I should tell you that Princess Persnickety has exactly zero use for cottage cheese generally, but is perfectly fine with it in Macaroni and Cheese. People who avoid cottage cheese are typically objecting to the texture rather than the flavor, which is mild and cheesy. The cottage cheese in this Macaroni and Cheese melts somewhat during baking, but you’ll be able to see some of the curds in the finished product. If that’s a problem for your family, just whiz the cottage cheese in the blender until it’s smooth before adding it to everything else. A stick blender works, too.
I’ve seen Macaroni and Cheese recipes that include things like spinach or kale, and if you can get away with that, more power to you. My children would’ve called the police if I’d put spinach in the mac and cheese.
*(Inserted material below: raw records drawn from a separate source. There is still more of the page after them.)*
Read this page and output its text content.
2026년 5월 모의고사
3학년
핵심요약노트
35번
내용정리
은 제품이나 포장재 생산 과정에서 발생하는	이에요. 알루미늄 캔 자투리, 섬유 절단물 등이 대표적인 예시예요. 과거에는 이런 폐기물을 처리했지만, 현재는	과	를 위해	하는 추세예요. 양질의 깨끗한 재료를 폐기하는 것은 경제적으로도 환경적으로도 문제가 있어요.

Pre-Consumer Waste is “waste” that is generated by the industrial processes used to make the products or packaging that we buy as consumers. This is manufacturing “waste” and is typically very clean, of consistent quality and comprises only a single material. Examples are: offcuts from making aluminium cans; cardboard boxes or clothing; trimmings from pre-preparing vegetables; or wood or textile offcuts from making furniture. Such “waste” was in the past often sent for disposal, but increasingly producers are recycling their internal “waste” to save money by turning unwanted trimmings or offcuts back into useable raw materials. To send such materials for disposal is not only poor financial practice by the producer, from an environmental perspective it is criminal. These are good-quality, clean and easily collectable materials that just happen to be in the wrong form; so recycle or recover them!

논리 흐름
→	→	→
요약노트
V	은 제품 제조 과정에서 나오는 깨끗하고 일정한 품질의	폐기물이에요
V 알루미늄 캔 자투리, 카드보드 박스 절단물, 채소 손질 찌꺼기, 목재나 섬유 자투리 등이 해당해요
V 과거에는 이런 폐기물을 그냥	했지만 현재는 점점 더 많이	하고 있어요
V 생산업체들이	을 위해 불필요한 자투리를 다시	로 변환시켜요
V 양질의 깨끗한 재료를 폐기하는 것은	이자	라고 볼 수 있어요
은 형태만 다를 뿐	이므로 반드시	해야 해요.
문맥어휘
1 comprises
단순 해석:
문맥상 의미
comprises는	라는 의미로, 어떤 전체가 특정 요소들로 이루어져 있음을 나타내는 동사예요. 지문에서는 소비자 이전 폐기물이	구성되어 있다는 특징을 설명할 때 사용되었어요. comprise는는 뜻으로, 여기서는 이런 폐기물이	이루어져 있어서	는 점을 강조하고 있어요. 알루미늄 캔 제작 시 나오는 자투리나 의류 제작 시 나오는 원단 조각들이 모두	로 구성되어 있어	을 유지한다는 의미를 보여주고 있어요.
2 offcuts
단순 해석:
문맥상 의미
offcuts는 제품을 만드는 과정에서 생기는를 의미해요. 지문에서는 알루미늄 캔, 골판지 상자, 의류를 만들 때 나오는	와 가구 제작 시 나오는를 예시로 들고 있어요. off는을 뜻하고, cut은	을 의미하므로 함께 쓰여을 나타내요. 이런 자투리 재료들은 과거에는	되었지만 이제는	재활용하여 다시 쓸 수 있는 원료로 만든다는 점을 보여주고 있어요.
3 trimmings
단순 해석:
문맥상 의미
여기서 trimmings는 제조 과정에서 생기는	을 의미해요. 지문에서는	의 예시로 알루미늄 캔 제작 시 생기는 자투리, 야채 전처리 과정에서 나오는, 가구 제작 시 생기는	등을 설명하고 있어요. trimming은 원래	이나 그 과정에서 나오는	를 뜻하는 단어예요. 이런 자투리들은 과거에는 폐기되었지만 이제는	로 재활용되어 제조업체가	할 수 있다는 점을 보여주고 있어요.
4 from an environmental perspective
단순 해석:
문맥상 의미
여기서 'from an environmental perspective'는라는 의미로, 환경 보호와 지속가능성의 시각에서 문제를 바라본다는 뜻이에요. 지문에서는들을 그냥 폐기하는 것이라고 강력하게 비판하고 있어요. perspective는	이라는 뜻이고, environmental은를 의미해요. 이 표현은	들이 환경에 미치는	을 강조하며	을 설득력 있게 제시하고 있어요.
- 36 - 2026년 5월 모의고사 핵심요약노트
The only weird thing I’ve ever done to it is to toss some wheat germ into the breadcrumb topping. Nobody noticed.
Worried about all that dairy fat? Don’t be. Studies have shown that full fat dairy boosts your body’s ability to build muscle, promotes and maintains healthy bones and teeth, and
Bon appetit, Science!
Macaroni and Cheese
Ingredients
- 8 oz. elbow macaroni
- 12 oz. whole milk
- 2 eggs, beaten
- 1 t. salt
- ½ t. black pepper
- 2 t. Dijon mustard
- a dash of nutmeg
- 12 oz. cottage cheese
- 1 lb. extra-sharp cheddar cheese, grated by hand, divided
- 2 T. butter
- 1 cup soft breadcrumbs, stale bread is okay
Instructions
- Preheat the oven to 350°. Grease an 8 x 8 casserole dish.
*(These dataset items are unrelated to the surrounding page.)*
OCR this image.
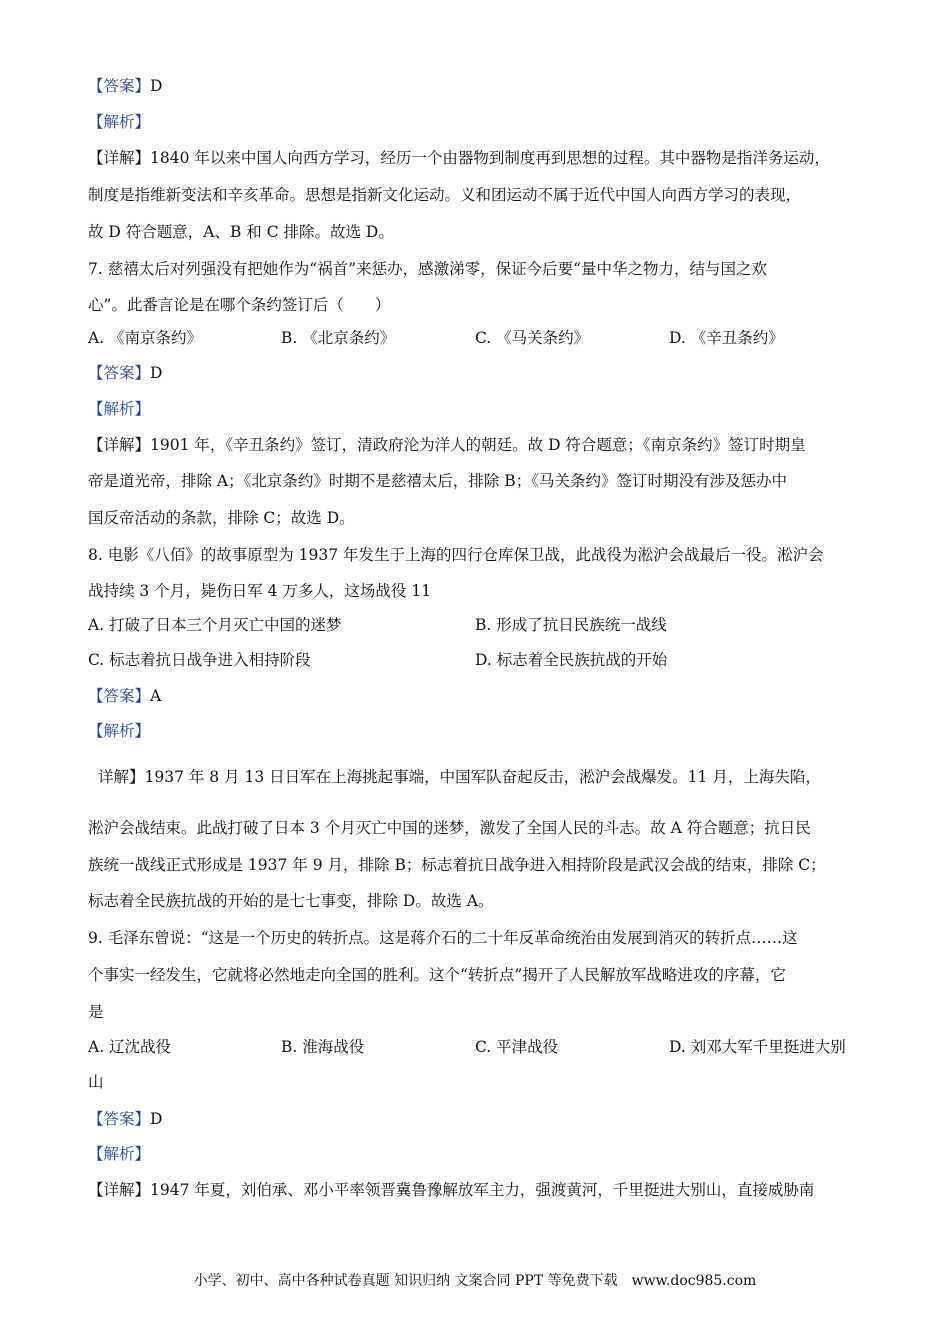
【答案】D
【解析】
【详解】1840 年以来中国人向西方学习，经历一个由器物到制度再到思想的过程。其中器物是指洋务运动，
制度是指维新变法和辛亥革命。思想是指新文化运动。义和团运动不属于近代中国人向西方学习的表现，
故 D 符合题意，A、B 和 C 排除。故选 D。
7. 慈禧太后对列强没有把她作为“祸首”来惩办，感激涕零，保证今后要“量中华之物力，结与国之欢
心”。此番言论是在哪个条约签订后（　　）
A. 《南京条约》	B. 《北京条约》	C. 《马关条约》	D. 《辛丑条约》
【答案】D
【解析】
【详解】1901 年，《辛丑条约》签订，清政府沦为洋人的朝廷。故 D 符合题意；《南京条约》签订时期皇
帝是道光帝，排除 A；《北京条约》时期不是慈禧太后，排除 B；《马关条约》签订时期没有涉及惩办中
国反帝活动的条款，排除 C；故选 D。
8. 电影《八佰》的故事原型为 1937 年发生于上海的四行仓库保卫战，此战役为淞沪会战最后一役。淞沪会
战持续 3 个月，毙伤日军 4 万多人，这场战役 11
A. 打破了日本三个月灭亡中国的迷梦	B. 形成了抗日民族统一战线
C. 标志着抗日战争进入相持阶段	D. 标志着全民族抗战的开始
【答案】A
【解析】
详解】1937 年 8 月 13 日日军在上海挑起事端，中国军队奋起反击，淞沪会战爆发。11 月，上海失陷，
淞沪会战结束。此战打破了日本 3 个月灭亡中国的迷梦，激发了全国人民的斗志。故 A 符合题意；抗日民
族统一战线正式形成是 1937 年 9 月，排除 B；标志着抗日战争进入相持阶段是武汉会战的结束，排除 C；
标志着全民族抗战的开始的是七七事变，排除 D。故选 A。
9. 毛泽东曾说：“这是一个历史的转折点。这是蒋介石的二十年反革命统治由发展到消灭的转折点……这
个事实一经发生，它就将必然地走向全国的胜利。这个“转折点”揭开了人民解放军战略进攻的序幕，它
是
A. 辽沈战役	B. 淮海战役	C. 平津战役	D. 刘邓大军千里挺进大别
山
【答案】D
【解析】
【详解】1947 年夏，刘伯承、邓小平率领晋冀鲁豫解放军主力，强渡黄河，千里挺进大别山，直接威胁南
小学、初中、高中各种试卷真题 知识归纳 文案合同 PPT 等免费下载　www.doc985.com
- Cook macaroni 2 minutes less than the package directs, drain.
- To the now empty pot, add the milk, beaten eggs, salt, pepper, Dijon mustard, nutmeg, and cottage cheese. Add most of the cheddar cheese, reserving a handful for the top. Combine well. Stir in the drained macaroni. Pour it into a greased 2 quart (8x8) casserole dish.
- Sprinkle the remaining cheddar on the top. Melt the butter and toss with the breadcrumbs. Sprinkle the buttered crumbs over the top. Bake for 30 minutes or until the crumbs are brown and the sauce is bubbling at the edges.
- Macaroni and Cheese freezes great if you freeze it before baking.